Several key design principles can contribute to the positive psychological impact of a certain space:

  • Biophilic design: Humans have an innate connection to nature. Biophilic design incorporates natural elements like light, plants, and natural materials into built environments. Studies show biophilic design can reduce stress, improve cognitive function, and boost mood. Research from the University of Exeter suggests a potential 15% boost in employee productivity with the addition of office plants, while a ‘Human Spaces’ report indicates biophilic design can enhance productivity by 6% and creativity by up to 15%.
  • Colour psychology: Colours have a well-documented effect on our emotions. For example, cool blues and greens promote feelings of calmness, while warm yellows and oranges can boost energy and creativity. Research from the Retail Design Institute highlights the psychological impact of colour in retail spaces. Warm colours like red and orange can stimulate the appetite and encourage shoppers to buy on impulse, while cooler colours like blue and green promote feelings of calmness and are well-suited for relaxation areas.
  • Spatial ergonomics: Optimising space for functionality and comfort is crucial. A well-designed space minimises clutter and allows for easy movement, reducing stress and promoting productivity.
  • The calming influence of water: Water has long been associated with tranquillity and rejuvenation, offering a natural escape from the overstimulation of modern life. Scientific studies suggest that the presence of water can induce a meditative state, lower blood pressure, and reduce stress hormone levels. This phenomenon, known as the ‘blue mind’, highlights the brain’s positive response to water. Incorporating water features, such as serene lagoons, flowing fountains, or indoor aquariums, into architectural and interior design can significantly enhance the tranquillity and overall well-being of a space. The sight and sound of water provide a sensory experience that promotes relaxation, mental clarity, and a sense of peace, making any environment more inviting and soothing.

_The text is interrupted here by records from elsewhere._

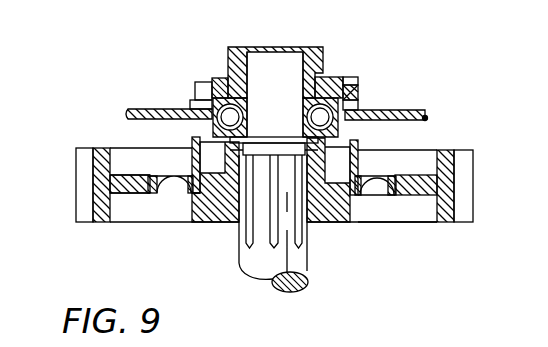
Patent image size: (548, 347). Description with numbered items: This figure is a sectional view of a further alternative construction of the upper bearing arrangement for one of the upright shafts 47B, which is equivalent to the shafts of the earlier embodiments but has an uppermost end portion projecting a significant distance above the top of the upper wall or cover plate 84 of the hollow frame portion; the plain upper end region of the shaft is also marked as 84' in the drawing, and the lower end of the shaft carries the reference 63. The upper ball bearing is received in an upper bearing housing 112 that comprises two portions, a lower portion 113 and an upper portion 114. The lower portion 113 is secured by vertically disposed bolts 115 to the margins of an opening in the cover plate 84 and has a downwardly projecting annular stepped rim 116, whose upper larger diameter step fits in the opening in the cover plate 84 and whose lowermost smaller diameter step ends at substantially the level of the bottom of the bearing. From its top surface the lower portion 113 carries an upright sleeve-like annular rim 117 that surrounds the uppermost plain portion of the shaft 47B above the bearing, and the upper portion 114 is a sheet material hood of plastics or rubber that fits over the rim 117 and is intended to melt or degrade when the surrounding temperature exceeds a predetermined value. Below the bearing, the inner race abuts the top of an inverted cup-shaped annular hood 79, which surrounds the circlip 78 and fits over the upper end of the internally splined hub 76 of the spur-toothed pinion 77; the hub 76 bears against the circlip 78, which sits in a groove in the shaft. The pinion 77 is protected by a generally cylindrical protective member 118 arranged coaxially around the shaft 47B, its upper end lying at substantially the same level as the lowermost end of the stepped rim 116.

The shaft 63 is at (247, 262).
The shaft 47B is at (313, 276).
The pinion hub 76 is at (222, 194).
The pinion 77 is at (88, 147).
The circlip 78 is at (300, 137).
The annular hood 79 is at (357, 150).
The upper wall or cover plate 84 is at (296, 105).
The shaft upper portion 84' is at (275, 94).
The upper bearing housing 112 is at (188, 93).
The lower portion of upper bearing housing 113 is at (358, 86).
The upper portion of upper bearing housing 114 is at (285, 47).
The bolts 115 is at (210, 78).
The annular stepped rim 116 is at (205, 130).
The upright annular rim 117 is at (340, 77).
The protective member 118 is at (360, 167).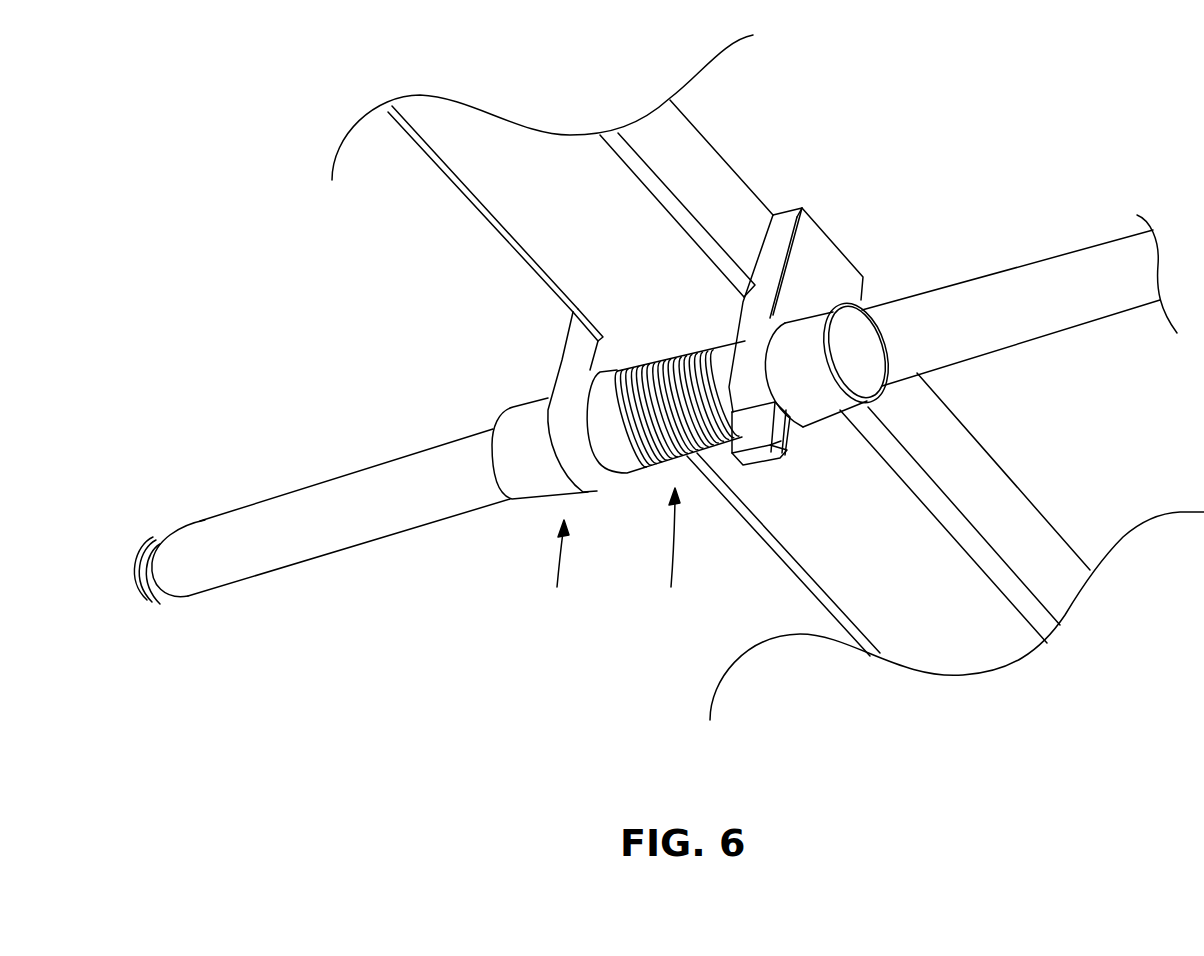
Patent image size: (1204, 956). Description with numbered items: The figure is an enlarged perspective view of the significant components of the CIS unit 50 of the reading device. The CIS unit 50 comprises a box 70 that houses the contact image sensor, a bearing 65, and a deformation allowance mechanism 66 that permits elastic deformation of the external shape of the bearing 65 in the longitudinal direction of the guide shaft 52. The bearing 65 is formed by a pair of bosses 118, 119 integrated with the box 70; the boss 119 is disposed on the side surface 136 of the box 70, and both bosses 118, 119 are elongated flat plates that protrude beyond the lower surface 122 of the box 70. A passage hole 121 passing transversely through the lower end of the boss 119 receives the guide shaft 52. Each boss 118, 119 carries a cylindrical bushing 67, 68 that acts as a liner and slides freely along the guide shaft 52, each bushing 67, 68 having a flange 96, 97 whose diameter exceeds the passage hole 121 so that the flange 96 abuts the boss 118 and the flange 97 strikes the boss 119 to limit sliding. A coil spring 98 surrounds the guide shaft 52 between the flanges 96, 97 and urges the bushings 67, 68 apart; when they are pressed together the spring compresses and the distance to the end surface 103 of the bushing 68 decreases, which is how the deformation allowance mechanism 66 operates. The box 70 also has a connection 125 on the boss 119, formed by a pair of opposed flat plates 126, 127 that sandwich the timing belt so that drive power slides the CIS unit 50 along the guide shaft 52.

How can these principles be applied to real estate?

  • Residential retreats: Imagine a home filled with natural light, calming blue and green accents, and a well-designed layout that maximises usable space. This biophilic and ergonomically designed haven can be a refuge from the outside world, promoting relaxation and well-being.
  • Commercial calm: In the workplace, open floor plans can foster collaboration, while strategic use of colours like green or blue can enhance focus and reduce stress. Additionally, incorporating designated relaxation areas can provide opportunities for employees to unwind and recharge.

Personalisation is key

While these principles provide a solid foundation, it’s important to remember that design choices should be tailored to individual preferences and needs. For example, someone who works from home might prioritise a dedicated workspace with ample storage, while a family might value open areas for shared activities.

Investing in well-being

Designing for well-being isn’t just about creating a pleasant environment; it’s a long-term investment. Studies have shown that well-designed homes can command higher rents and sale prices. Let’s not forget that happy and healthy employees are more productive and have lower absenteeism rates.

Empowering informed decisions

Understanding the psychology of space empowers real estate professionals and clients to make informed decisions. When we design with well-being in mind, we go beyond aesthetics to create spaces that nurture our mental and emotional health.